The results showed that the concentration of NH3-N in the effluent from the five kinds of herbaceous vegetation slope had little difference, ranging from 0.30 to 0.35 mg/L, slightly lower than 0.37 mg/L in the effluent from bare soil. The main reason these riparian herbaceous vegetation buffer strips have a limited adsorption capacity of NH3-N is that ammonia nitrogen exists in the form of dissociated ammonia (NH3) and ammonium ion (NH4+) in water, which has a high solubility in water and slight adsorption on the solid surface. In addition, when the local surface runoff flow rate is high, it reduces the reaction time between pollutants and riparian herbaceous vegetation buffer strips. Therefore, the high runoff flow velocity also limited the adsorption capacity of riparian herbaceous vegetation buffer strips for NH3-N.

3.4. Reduction of TP

When the inflow concentration of TP was 0.67 mg/L, the volume of initial and after reduction was 2 L and 1.7 L, and the reduction effects of TP by five kinds of herbaceous vegetation and bare soil are shown in Table 6.
Compared with the bare soil, five kinds of plants all reduced the concentration of TP to varying degrees. The interception of TP by Dichondra repens Forst was the highest (69.6%), and TP by Lolium perenne was the lowest (36.6%). Because the runoff flow velocity was high and particulate phosphorus was the primary form of total phosphorus in the non-point source runoff, the TP retained by the ecological slope protection was primarily particulate phosphorus.

3.5. Reduction of COD

When the inflow concentration of COD was 74 mg/L, the volume of initial and after reduction was 2 L and 1.7 L, and the reduction effects of COD by five kinds of herbaceous vegetation and bare soil are shown in Table 7.
As can be seen, compared with the bare soil without herbaceous vegetation protection, the five plants reduced the concentration of COD to varying degrees. The retention of COD by Cynodon dactylon (Linn.) Pers was the highest (27.6%), and the COD retention by Lolium perenne was the lowest (18.4%).

4. Discussion

The above was an experimental study on the reduction effects for single pollutants by each herbaceous riparian buffer strip. The overall reduction capacity of multiple pollutants by each herbaceous vegetation may be more instructive to engineering practice because various pollutants exceeding the standard may coexist in the runoff. According to the above experimental results, the total removal loads of TSS, TN, TP, NH3-N, and COD per unit area were calculated on different buffer strips.
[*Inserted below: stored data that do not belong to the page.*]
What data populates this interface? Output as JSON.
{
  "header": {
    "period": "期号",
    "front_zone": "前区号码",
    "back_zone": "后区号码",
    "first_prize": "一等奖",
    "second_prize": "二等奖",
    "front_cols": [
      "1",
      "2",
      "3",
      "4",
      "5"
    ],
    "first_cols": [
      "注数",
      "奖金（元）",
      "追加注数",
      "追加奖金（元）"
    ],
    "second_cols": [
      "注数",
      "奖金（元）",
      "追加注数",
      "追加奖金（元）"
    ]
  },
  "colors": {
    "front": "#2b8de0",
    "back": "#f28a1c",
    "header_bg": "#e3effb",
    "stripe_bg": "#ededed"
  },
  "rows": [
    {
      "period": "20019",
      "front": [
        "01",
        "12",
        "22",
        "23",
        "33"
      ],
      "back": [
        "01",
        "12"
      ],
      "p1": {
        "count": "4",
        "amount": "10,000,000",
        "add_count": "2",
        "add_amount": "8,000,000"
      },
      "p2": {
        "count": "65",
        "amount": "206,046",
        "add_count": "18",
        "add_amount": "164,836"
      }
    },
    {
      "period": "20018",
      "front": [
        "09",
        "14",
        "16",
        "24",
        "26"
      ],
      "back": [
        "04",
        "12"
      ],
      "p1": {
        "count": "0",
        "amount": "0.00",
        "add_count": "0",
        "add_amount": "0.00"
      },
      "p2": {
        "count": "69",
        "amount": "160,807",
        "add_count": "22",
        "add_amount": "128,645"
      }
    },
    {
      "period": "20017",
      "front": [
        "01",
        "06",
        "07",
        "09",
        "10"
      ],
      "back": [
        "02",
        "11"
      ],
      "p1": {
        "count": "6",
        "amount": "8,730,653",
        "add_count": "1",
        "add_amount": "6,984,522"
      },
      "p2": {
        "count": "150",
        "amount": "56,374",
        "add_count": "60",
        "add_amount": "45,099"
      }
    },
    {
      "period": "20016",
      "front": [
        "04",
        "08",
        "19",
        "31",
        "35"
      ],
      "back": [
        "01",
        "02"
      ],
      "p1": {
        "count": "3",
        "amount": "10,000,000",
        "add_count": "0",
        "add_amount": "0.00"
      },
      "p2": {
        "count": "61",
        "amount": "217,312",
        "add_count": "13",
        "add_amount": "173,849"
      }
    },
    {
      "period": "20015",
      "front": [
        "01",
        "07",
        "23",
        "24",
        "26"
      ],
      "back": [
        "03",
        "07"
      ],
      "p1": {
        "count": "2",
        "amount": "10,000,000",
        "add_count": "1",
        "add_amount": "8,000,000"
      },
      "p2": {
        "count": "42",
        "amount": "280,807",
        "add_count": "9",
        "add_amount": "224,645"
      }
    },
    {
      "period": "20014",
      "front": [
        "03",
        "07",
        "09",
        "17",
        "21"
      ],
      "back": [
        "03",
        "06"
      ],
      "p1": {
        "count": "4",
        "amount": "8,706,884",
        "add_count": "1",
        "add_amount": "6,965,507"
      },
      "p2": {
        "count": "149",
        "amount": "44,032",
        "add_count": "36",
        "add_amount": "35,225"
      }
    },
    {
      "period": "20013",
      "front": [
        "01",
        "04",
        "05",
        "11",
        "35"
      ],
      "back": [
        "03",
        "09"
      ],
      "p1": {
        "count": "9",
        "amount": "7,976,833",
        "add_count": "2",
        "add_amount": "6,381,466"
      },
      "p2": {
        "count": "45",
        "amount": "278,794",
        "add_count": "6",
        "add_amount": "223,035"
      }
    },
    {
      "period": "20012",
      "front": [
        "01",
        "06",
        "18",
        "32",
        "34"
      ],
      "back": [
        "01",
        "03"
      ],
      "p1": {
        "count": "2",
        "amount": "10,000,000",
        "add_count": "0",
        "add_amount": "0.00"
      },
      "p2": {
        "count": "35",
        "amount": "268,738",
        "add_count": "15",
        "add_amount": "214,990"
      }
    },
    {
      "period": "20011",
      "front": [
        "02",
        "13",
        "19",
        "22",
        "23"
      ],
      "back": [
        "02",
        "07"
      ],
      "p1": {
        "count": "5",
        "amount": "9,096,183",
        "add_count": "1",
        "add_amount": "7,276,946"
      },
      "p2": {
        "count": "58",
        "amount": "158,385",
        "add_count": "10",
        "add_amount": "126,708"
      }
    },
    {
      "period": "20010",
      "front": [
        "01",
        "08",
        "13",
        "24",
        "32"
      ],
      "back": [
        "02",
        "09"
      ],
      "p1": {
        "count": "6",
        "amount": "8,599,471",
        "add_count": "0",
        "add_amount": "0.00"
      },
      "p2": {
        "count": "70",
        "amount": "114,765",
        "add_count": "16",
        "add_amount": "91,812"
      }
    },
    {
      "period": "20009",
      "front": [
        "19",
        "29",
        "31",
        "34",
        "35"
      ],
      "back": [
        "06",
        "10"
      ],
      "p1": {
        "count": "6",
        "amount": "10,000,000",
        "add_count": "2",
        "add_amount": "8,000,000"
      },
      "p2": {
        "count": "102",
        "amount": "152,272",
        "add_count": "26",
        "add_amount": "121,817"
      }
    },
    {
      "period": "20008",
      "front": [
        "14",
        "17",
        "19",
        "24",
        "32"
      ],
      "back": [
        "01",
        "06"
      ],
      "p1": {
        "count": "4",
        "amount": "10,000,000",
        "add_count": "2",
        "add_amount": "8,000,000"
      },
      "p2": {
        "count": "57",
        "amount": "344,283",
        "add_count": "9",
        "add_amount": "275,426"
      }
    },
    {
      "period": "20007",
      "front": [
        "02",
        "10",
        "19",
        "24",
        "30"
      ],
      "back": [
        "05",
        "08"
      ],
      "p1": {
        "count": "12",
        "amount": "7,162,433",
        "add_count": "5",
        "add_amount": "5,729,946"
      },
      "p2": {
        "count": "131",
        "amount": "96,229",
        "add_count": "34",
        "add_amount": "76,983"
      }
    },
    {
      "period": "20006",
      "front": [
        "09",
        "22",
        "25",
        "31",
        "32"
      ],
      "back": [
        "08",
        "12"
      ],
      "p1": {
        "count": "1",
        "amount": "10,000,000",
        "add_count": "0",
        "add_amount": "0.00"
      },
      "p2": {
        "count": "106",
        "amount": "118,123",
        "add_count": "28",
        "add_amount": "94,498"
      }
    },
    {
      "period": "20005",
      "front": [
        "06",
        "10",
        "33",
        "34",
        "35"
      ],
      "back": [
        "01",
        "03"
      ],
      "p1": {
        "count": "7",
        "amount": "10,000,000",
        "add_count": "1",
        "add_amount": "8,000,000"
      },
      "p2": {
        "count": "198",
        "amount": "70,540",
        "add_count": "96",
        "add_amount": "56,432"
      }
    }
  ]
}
Although the calculation and analysis may deviate from the actual situation, it also reflected the total reduction capacity of plants to a certain extent [37]. The reduction effects for TSS, TN, TP, NH3-N, TP, and COD by five riparian herbaceous vegetation buffer strips (i.e., Zoysia matrella, Cynodon dactylon (Linn.) Pers, Dichondra repens Forst, Festuca elata Keng ex E. Alexeev and Lolium perenne) are summarized in Table 8.
Adding the reduction rates for various pollutants by the five riparian herbaceous vegetation buffer strips and converting them into total scores according to the percentage system can be roughly regarded as the comprehensive reduction capacity. In Table 8, we can find that the vast reduction capacity follows the order: Dichondra repens Forst (45.0) > Cynodon dactylon (Linn.) Pers (44.5) > Zoysia matrella (40.4) > Festuca elata Keng ex E. Alexeev (38.2) > Lolium perenne (26.8). Cynodon dactylon (Linn.) Pers and Dichondra repens Forst exhibited the best comprehensive reduction effects on pollutants among the five riparian herbaceous vegetation buffer strips selected in this experiment because of the fastest growth of biomass. The other three herbaceous vegetation have poorer reduction ability. Meanwhile, the above five herbaceous buffer strips have better reduction ability for suspended solids, TN, and TP in the surface runoff but have lower reduction rates for NH3-N and COD.
Five riparian herbaceous vegetation buffer strips significantly reduce pollutants more than bare soil, especially in reducing TSS and TN pollutants. Taking the better-performing Cynodon dactylon (Linn.) Pers and the weaker-performing Lolium perenne as examples, Cynodon dactylon (Linn.) Pers has 21.5 times greater ability to reduce TSS than bare soil and 6.2 times greater ability to reduce TN than bare soil. In comparison, Lolium perenne has 9.9 times greater ability to reduce TSS than bare soil and 3.3 times greater ability to reduce TN than bare soil.
Based on the relevant research results, the interception effects on pollutants by ecological slope protection are affected by various factors, such as runoff, slope, and herbaceous vegetation coverage rate [18,38]. In this study, the types of pollutants and herbaceous vegetation significantly influence the reduction effect under the same runoff velocity and slope. Among the pollutants in this experiment, TP and TSS were cut off at a high rate, TN at a moderate rate, and NH3-N and COD at the lowest rate. Based on a comprehensive analysis, physical interception is the most simple and effective measure for reducing TSS solids. Significantly, the reduction rate for TSS was higher when the specific surface area of contact was large between surface runoff and specific density herbaceous vegetation [10,39,40]. Phosphorus compounds in sewage are divided into organic and inorganic phosphorus; inorganic phosphorus exists in almost all phosphate forms, most incompatible with water, and in colloid and granular forms. However, soluble phosphorus and Ca2+, Fe3+, and Al3+ ions form precipitates, and the relative mobility of phosphorus is poor [41,42]. Therefore, TP is more easily removed than TN and NH3-N. Compared with phosphorus, nitrogen is more mobile; it is not easily adsorbed or intercepted. NH3-N mainly comprises nitrate nitrogen (NO3) in water, which is released into the air after nitrification–denitrification chemical reactions. In addition, when the surface runoff velocity is high, on the one hand, it reduces the reaction time between pollutants and riparian herbaceous vegetation buffer strips; on the other hand, it weakens the physical interception effect of riparian herbaceous vegetation buffer strips and further weakens their ability to reduce pollutants [43]. Under high runoff velocity and short time conditions, the chemical action is insufficient, and the reduction rate is low [44,45,46].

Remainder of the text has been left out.